The very latest findings suggest that the adenosine story may actually tie caffeine’s mechanism of action to that of other stimulants, such as amphetamines and cocaine, after all. In an unpublished study, Bridgette Garrett and Roland Griffiths maintain that caffeine enhances dopaminergic activity, “presumably by competitive antagonism of adenosine receptors that are co-localized an
d functionally interact with dopamine receptors. Thus caffeine, as a competitive antagonist at adenosine receptors, may produce its behavioral effects by removing the negative modulatory effects of adenosine from dopamine receptors, thus stimulating dopaminergic activity.”11 If true, this means that caffeine, like amphetamine or cocaine, produces increased synaptic concentrations of dopamine, an explanation consistent with findings that caffeine’s behavioral effects are similar to those of these classic dopaminergically mediated stimulants.

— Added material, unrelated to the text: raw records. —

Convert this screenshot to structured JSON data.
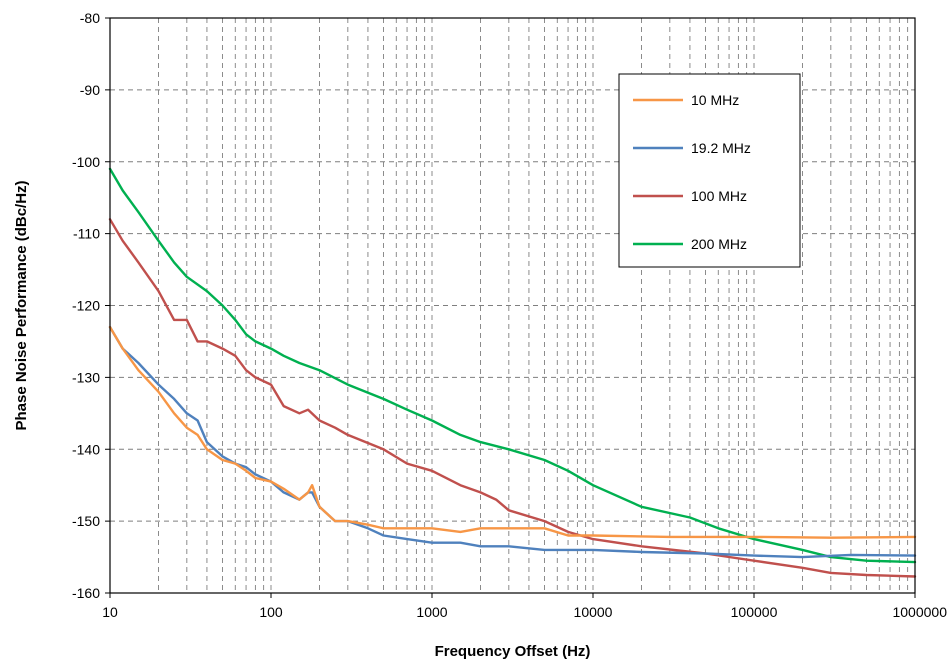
{
  "chart_data": {
    "type": "line",
    "title": "",
    "xlabel": "Frequency Offset (Hz)",
    "ylabel": "Phase Noise Performance (dBc/Hz)",
    "x_scale": "log",
    "xlim": [
      10,
      1000000
    ],
    "ylim": [
      -160,
      -80
    ],
    "x_ticks": [
      10,
      100,
      1000,
      10000,
      100000,
      1000000
    ],
    "x_tick_labels": [
      "10",
      "100",
      "1000",
      "10000",
      "100000",
      "1000000"
    ],
    "y_ticks": [
      -80,
      -90,
      -100,
      -110,
      -120,
      -130,
      -140,
      -150,
      -160
    ],
    "y_tick_labels": [
      "-80",
      "-90",
      "-100",
      "-110",
      "-120",
      "-130",
      "-140",
      "-150",
      "-160"
    ],
    "grid": true,
    "legend_position": "top-right",
    "series": [
      {
        "name": "10 MHz",
        "color": "#F79646",
        "points": [
          [
            10,
            -123
          ],
          [
            12,
            -126
          ],
          [
            15,
            -129
          ],
          [
            20,
            -132
          ],
          [
            25,
            -135
          ],
          [
            30,
            -137
          ],
          [
            35,
            -138
          ],
          [
            40,
            -140
          ],
          [
            50,
            -141.5
          ],
          [
            60,
            -142
          ],
          [
            70,
            -143
          ],
          [
            80,
            -144
          ],
          [
            100,
            -144.5
          ],
          [
            120,
            -145.5
          ],
          [
            150,
            -147
          ],
          [
            170,
            -146
          ],
          [
            180,
            -145
          ],
          [
            200,
            -148
          ],
          [
            250,
            -150
          ],
          [
            300,
            -150
          ],
          [
            400,
            -150.5
          ],
          [
            500,
            -151
          ],
          [
            700,
            -151
          ],
          [
            1000,
            -151
          ],
          [
            1500,
            -151.5
          ],
          [
            2000,
            -151
          ],
          [
            3000,
            -151
          ],
          [
            5000,
            -151
          ],
          [
            7000,
            -152
          ],
          [
            10000,
            -152
          ],
          [
            30000,
            -152.2
          ],
          [
            100000,
            -152.2
          ],
          [
            300000,
            -152.3
          ],
          [
            1000000,
            -152.2
          ]
        ]
      },
      {
        "name": "19.2 MHz",
        "color": "#4F81BD",
        "points": [
          [
            10,
            -123
          ],
          [
            12,
            -126
          ],
          [
            15,
            -128
          ],
          [
            20,
            -131
          ],
          [
            25,
            -133
          ],
          [
            30,
            -135
          ],
          [
            35,
            -136
          ],
          [
            40,
            -139
          ],
          [
            50,
            -141
          ],
          [
            60,
            -142
          ],
          [
            70,
            -142.5
          ],
          [
            80,
            -143.5
          ],
          [
            100,
            -144.5
          ],
          [
            120,
            -146
          ],
          [
            150,
            -147
          ],
          [
            170,
            -146
          ],
          [
            180,
            -146
          ],
          [
            200,
            -148
          ],
          [
            250,
            -150
          ],
          [
            300,
            -150
          ],
          [
            400,
            -151
          ],
          [
            500,
            -152
          ],
          [
            700,
            -152.5
          ],
          [
            1000,
            -153
          ],
          [
            1500,
            -153
          ],
          [
            2000,
            -153.5
          ],
          [
            3000,
            -153.5
          ],
          [
            5000,
            -154
          ],
          [
            10000,
            -154
          ],
          [
            20000,
            -154.3
          ],
          [
            50000,
            -154.5
          ],
          [
            100000,
            -154.8
          ],
          [
            200000,
            -155
          ],
          [
            400000,
            -154.7
          ],
          [
            1000000,
            -154.8
          ]
        ]
      },
      {
        "name": "100 MHz",
        "color": "#C0504D",
        "points": [
          [
            10,
            -108
          ],
          [
            12,
            -111
          ],
          [
            15,
            -114
          ],
          [
            20,
            -118
          ],
          [
            25,
            -122
          ],
          [
            30,
            -122
          ],
          [
            35,
            -125
          ],
          [
            40,
            -125
          ],
          [
            50,
            -126
          ],
          [
            60,
            -127
          ],
          [
            70,
            -129
          ],
          [
            80,
            -130
          ],
          [
            100,
            -131
          ],
          [
            120,
            -134
          ],
          [
            150,
            -135
          ],
          [
            170,
            -134.5
          ],
          [
            200,
            -136
          ],
          [
            250,
            -137
          ],
          [
            300,
            -138
          ],
          [
            500,
            -140
          ],
          [
            700,
            -142
          ],
          [
            1000,
            -143
          ],
          [
            1500,
            -145
          ],
          [
            2000,
            -146
          ],
          [
            2500,
            -147
          ],
          [
            3000,
            -148.5
          ],
          [
            5000,
            -150
          ],
          [
            7000,
            -151.5
          ],
          [
            10000,
            -152.5
          ],
          [
            20000,
            -153.5
          ],
          [
            50000,
            -154.5
          ],
          [
            100000,
            -155.5
          ],
          [
            200000,
            -156.5
          ],
          [
            300000,
            -157.2
          ],
          [
            500000,
            -157.5
          ],
          [
            1000000,
            -157.7
          ]
        ]
      },
      {
        "name": "200 MHz",
        "color": "#00B050",
        "points": [
          [
            10,
            -101
          ],
          [
            12,
            -104
          ],
          [
            15,
            -107
          ],
          [
            20,
            -111
          ],
          [
            25,
            -114
          ],
          [
            30,
            -116
          ],
          [
            40,
            -118
          ],
          [
            50,
            -120
          ],
          [
            60,
            -122
          ],
          [
            70,
            -124
          ],
          [
            80,
            -125
          ],
          [
            100,
            -126
          ],
          [
            120,
            -127
          ],
          [
            150,
            -128
          ],
          [
            200,
            -129
          ],
          [
            300,
            -131
          ],
          [
            500,
            -133
          ],
          [
            700,
            -134.5
          ],
          [
            1000,
            -136
          ],
          [
            1500,
            -138
          ],
          [
            2000,
            -139
          ],
          [
            3000,
            -140
          ],
          [
            5000,
            -141.5
          ],
          [
            7000,
            -143
          ],
          [
            10000,
            -145
          ],
          [
            20000,
            -148
          ],
          [
            40000,
            -149.5
          ],
          [
            60000,
            -151
          ],
          [
            100000,
            -152.5
          ],
          [
            200000,
            -154
          ],
          [
            300000,
            -155
          ],
          [
            500000,
            -155.5
          ],
          [
            1000000,
            -155.7
          ]
        ]
      }
    ]
  }
}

Paradoxes and Problems and Unanswered Questions
A major paradox that arises when we attempt to understand caffeine’s primary effects in terms of its role as an adenosine antagonist, or reuptake inhibitor, is that, were this its only operative mechanism, we would have trouble explaining the development of tolerance and physical dependence. Obviously tolerance, or increasing “resistance” to the drug, which requires caffeine users to progressively augment their dose in order to maintain its stimulant effects, is generally experienced by regular coffee drinkers; and dependence, as defined by the occurrence of withdrawal symptoms upon abrupt cessation of use, seems fairly common as well, and both tolerance and dependence have been well established in the literature.